Our ‘person’ rebels, negative thoughts spring up – boredom, complaints, tiredness, criticism of others, and of the ‘system’, the body sometimes finds it hard to adapt to practice, voices are raised from time to time, conflicts can arise. But more often than not, these negativities are carried away by the continual and powerful flow of the rhythm of the days.

I arrived in the last part of the spring Ango and I stayed through the summer to complete the official period of three months. The Ango period is intense, with  the presence of 20 participants in the Ango as well as occasional visitors. At the end of the Ango, the rhythm relaxes, although the activities remain the same.

The months of July and August are hot and humid, as well as being the season of typhoons. This year, the typhoon was exceptional, the river burst its banks, and there we were with our shovels and wheel barrows, off to dig out an affiliated temple.

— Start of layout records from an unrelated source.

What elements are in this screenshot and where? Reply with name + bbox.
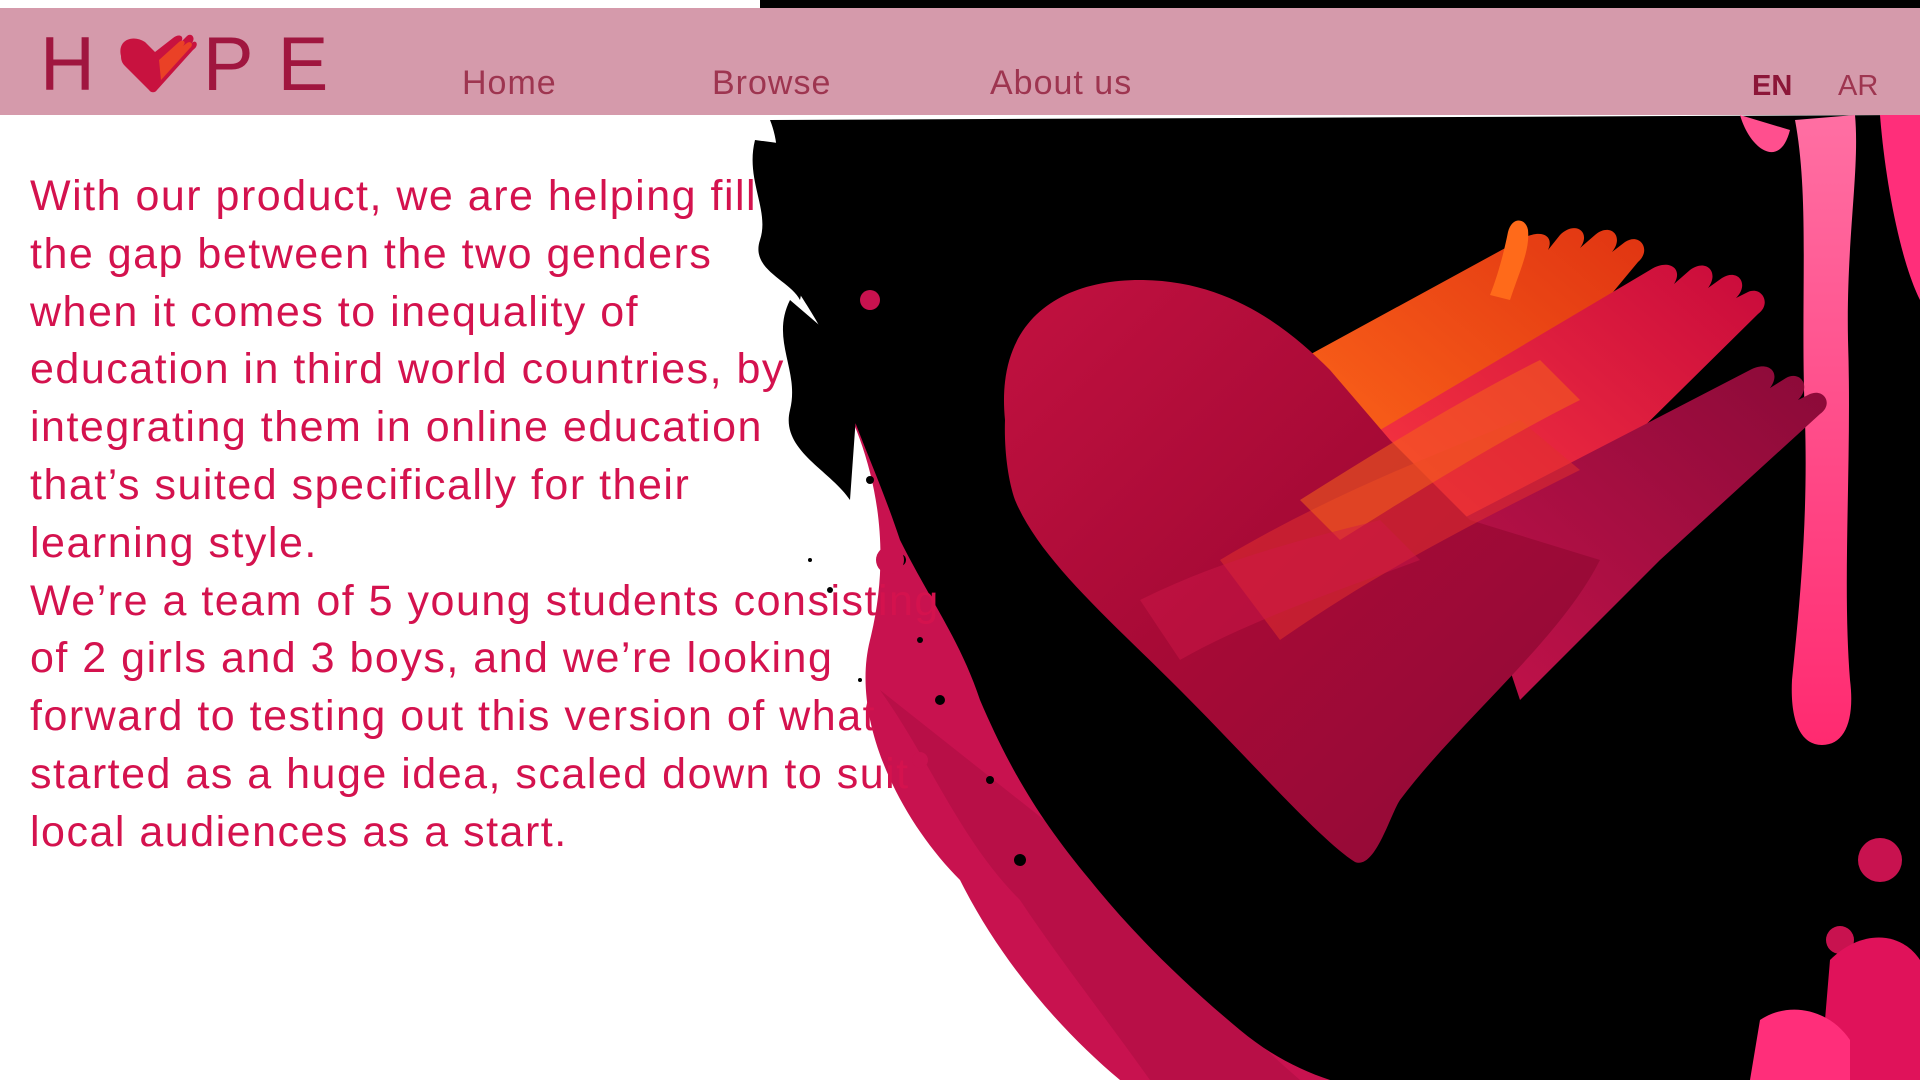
about-paragraph-mission: With our product, we are helping fill th… [30,172,785,567]
nav-link-home[interactable]: Home [462,64,557,103]
logo-letter-h: H [40,22,97,107]
language-ar-button[interactable]: AR [1838,70,1878,103]
heart-hands-icon [120,34,197,93]
logo[interactable]: H PE [40,22,353,107]
page: H PE Home Browse About us EN AR With our… [0,0,1920,1080]
top-nav-bar: H PE Home Browse About us EN AR [0,8,1920,115]
about-text: With our product, we are helping fill th… [30,168,940,862]
nav-link-browse[interactable]: Browse [712,64,831,103]
logo-letters-pe: PE [202,22,353,107]
language-en-button[interactable]: EN [1752,70,1792,103]
about-paragraph-team: We’re a team of 5 young students consist… [30,576,940,856]
nav-link-about-us[interactable]: About us [990,64,1132,103]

The month of August also holds the big event of Obon, ceremonies for the dead. Jean Marc Genzo(Kukan) and myself were able to help in the organisation and attend  many ceremonies in the temples.We also went round from house to house, in the middle of rice fields and mountains, or in the deepest valleys, to chant Daishu (Daihi Shin Dharani) and Kanromon before the  ancestral altars.

Three months – I had never spent such a time cut off from my everyday life. Once I got back, the welcome varied between curiosity and surprise at my slimmed down body, with its clear, smiling face. By repetition, these three months can finally be summed up in a single day, and that day has evaporated in the course of  continued attention.

All that remain are a few dreams, with the bright colours of reality, and life in Tokyo continues as if virtually nothing has changed.